Masalah yang muncul saat ini adalah terdapat sejumlah kapal yang terindikasi tidak memiliki izin atau izinnya sudah mati, serta kapal ikan dengan izin provinsi Maluku tapi melakukan penangkapan ikan di perairan Papua dan Papua Barat
Jakarta (ANTARA) - Koordinator Nasional Destructive Fishing Watch (DFW) Indonesia Moh Abdi Suhufan meminta Kementerian Kelautan dan Perikanan (KKP) dan pemerintah daerah meningkatkan pengawasan terhadap kegiatan penangkapan ikan di perairan Arafura dan sekitarnya.

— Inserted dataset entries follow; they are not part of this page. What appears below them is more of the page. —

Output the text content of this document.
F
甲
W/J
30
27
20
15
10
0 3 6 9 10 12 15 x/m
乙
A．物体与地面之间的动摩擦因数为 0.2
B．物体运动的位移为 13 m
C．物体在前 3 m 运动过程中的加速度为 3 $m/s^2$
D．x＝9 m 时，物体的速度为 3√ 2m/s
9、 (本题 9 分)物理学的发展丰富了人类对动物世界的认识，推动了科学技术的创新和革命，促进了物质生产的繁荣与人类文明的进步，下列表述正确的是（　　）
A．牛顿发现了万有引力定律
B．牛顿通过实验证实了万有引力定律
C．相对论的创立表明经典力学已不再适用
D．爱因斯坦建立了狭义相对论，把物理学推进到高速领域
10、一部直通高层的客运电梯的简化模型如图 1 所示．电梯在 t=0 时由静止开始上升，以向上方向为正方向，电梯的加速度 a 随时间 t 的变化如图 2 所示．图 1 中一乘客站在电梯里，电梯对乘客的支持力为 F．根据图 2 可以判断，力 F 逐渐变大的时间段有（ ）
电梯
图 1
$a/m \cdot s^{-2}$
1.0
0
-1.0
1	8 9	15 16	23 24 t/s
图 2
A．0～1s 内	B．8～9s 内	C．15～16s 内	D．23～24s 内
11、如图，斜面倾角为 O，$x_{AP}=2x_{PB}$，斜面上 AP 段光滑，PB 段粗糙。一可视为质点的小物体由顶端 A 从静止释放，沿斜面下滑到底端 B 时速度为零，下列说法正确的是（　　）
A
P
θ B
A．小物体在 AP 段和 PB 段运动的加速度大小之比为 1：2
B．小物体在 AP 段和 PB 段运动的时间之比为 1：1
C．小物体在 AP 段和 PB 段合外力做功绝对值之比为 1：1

"Wilayah Pengelolaan Perikanan 718 atau WPP 718 merupakan perairan Arafura dan sekitarnya yang selama ini dimanfaatkan oleh tiga provinsi yaitu Maluku, Papua dan Papua Barat," kata Abdi Suhufan di Jakarta, Sabtu.

Menurut dia, laut Arafura adalah wilayah dengan produktivitas tinggi dan merupakan daerah fishing ground atau lokasi penangkapan favorit oleh kapal ikan berbendera Indonesia.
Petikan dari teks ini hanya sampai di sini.